Zuletzt hatte eine Festnahmewelle gegen Journalisten der Oppositionszeitung "Cumhuriyet" und gegen führende Vertreter der kurdischen Opposition in Europa für Empörung gesorgt.
Oettinger: Heuer wohl keine Visafreiheit mehr
Dem Drängen der Türkei auf rasche Abschaffung der Visumpflicht erteilt die EU eine klare Absage. "Wir lassen uns in dieser wichtigen Frage nicht unter Druck setzen", sagte EU-Kommissar Günther Oettinger der "Welt am Sonntag" "Ich gehe nicht davon aus, dass die Türkei noch in diesem Jahr die Visafreiheit erhalten wird."
Die EU-Außenminister beraten am Montag die Lage in der Türkei und im Nahen Osten. Das visafreie Reisen für Türken in die EU war im Flüchtlingspakt mit Ankara vom März vorgesehen. Der türkische Außenminister Mevlüt Cavusoglu hatte zuletzt ein Einlenken der EU binnen Tagen gefordert, sonst werde man das Abkommen nicht mehr umsetzen. Doch erfüllt die Türkei nicht alle Voraussetzungen. Insbesondere wurde nicht wie gefordert das Anti-Terror-Gesetz geändert.
Oettinger sagte: "Ich erwarte von Präsident Erdogan, dass die Instrumente zur Terrorabwehr in der Türkei, die durchaus ihre Berechtigung haben, nicht so missbraucht werden, dass es unschuldige Menschen trifft und rechtsstaatliche Grundsätze immer wieder verletzt werden."
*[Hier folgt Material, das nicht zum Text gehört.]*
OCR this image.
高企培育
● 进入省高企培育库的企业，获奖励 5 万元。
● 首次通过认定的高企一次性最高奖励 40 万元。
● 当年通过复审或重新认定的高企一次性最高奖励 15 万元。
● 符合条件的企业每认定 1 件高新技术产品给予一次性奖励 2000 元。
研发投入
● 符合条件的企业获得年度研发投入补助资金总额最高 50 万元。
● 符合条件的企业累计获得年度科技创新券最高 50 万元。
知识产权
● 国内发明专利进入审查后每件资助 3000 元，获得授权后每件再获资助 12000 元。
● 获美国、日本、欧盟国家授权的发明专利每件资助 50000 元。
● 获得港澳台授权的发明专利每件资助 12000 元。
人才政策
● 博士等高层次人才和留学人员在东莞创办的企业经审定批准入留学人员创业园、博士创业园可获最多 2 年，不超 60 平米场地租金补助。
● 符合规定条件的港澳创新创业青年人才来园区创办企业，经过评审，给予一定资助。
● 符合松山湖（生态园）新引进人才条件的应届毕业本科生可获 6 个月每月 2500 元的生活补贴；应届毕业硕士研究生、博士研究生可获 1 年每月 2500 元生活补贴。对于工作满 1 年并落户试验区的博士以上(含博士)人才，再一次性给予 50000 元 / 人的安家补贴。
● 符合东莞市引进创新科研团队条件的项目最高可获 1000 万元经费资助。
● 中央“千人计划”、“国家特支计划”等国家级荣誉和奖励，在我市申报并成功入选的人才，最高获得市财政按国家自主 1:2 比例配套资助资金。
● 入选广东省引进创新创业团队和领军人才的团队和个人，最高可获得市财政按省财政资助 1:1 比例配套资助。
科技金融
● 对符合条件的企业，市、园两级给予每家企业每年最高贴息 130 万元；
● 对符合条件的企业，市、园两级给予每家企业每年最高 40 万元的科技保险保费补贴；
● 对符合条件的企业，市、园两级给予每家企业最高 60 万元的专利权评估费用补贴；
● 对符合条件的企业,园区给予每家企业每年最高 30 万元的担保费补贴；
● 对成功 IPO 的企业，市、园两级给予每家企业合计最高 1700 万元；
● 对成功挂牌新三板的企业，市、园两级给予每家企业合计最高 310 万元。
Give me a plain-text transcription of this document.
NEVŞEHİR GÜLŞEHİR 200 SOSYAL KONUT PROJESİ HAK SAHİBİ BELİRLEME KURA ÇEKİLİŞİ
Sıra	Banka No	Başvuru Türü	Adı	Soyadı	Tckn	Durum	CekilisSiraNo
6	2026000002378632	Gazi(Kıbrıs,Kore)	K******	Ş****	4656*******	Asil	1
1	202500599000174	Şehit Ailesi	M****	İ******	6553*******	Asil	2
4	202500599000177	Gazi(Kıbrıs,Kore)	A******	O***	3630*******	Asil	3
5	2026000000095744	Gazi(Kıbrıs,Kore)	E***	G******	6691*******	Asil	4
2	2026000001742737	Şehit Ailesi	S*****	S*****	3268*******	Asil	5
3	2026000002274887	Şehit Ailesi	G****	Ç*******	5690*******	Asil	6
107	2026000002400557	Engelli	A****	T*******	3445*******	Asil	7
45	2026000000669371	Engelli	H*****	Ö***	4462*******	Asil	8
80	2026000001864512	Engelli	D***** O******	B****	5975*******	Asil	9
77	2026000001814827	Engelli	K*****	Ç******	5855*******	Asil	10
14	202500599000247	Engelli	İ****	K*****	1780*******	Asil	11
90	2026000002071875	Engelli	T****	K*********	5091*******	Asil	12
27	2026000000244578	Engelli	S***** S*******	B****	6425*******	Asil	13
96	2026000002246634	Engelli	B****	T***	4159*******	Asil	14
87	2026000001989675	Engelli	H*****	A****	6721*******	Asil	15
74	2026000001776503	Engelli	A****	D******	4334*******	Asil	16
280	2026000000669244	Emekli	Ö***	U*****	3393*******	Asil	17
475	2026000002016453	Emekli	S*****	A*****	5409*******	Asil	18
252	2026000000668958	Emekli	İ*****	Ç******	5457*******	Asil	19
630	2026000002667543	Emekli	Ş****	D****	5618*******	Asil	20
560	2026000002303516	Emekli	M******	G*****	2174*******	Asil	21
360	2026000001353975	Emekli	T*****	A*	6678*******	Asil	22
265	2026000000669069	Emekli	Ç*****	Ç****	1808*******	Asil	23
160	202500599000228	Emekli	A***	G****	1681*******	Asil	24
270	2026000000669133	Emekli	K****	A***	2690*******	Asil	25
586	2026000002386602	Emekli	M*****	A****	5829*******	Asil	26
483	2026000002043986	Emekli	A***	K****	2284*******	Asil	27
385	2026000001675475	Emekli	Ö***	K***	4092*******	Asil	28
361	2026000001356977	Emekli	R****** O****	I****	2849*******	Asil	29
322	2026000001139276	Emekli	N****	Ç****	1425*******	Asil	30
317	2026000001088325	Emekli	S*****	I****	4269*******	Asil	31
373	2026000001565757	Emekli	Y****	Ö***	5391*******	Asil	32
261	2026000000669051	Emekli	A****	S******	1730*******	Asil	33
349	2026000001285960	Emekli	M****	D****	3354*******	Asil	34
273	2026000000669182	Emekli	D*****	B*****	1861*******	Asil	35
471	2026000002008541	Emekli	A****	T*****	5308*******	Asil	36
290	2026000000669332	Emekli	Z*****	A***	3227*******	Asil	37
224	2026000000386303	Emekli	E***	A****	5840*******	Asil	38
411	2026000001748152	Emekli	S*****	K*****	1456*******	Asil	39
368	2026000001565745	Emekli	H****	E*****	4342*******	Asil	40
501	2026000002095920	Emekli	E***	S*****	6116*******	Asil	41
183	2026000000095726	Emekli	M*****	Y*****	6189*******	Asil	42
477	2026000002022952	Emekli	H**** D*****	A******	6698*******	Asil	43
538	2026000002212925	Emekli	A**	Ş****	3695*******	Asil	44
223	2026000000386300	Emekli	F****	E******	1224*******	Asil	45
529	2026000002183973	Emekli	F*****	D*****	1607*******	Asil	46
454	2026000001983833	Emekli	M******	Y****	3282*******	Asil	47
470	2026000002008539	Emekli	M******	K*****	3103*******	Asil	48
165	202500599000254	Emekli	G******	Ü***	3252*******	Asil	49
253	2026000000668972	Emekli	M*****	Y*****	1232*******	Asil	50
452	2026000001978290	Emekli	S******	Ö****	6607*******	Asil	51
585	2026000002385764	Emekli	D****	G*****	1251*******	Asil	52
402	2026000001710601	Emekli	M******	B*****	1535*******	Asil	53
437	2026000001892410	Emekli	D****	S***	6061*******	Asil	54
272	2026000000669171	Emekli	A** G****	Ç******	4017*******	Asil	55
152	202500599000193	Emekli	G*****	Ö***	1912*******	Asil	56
Die EU widmet inzwischen finanzielle Hilfen für den seit 2005 vorbereiteten EU-Beitritt der Türkei für Flüchtlinge dort um. Laut "Spiegel" ist ein Grund, dass seit dem Putschversuch im Juli EU-Mittel zur Förderung von Demokratie und Rechtsstaatlichkeit kaum mehr effizient eingesetzt werden könnten.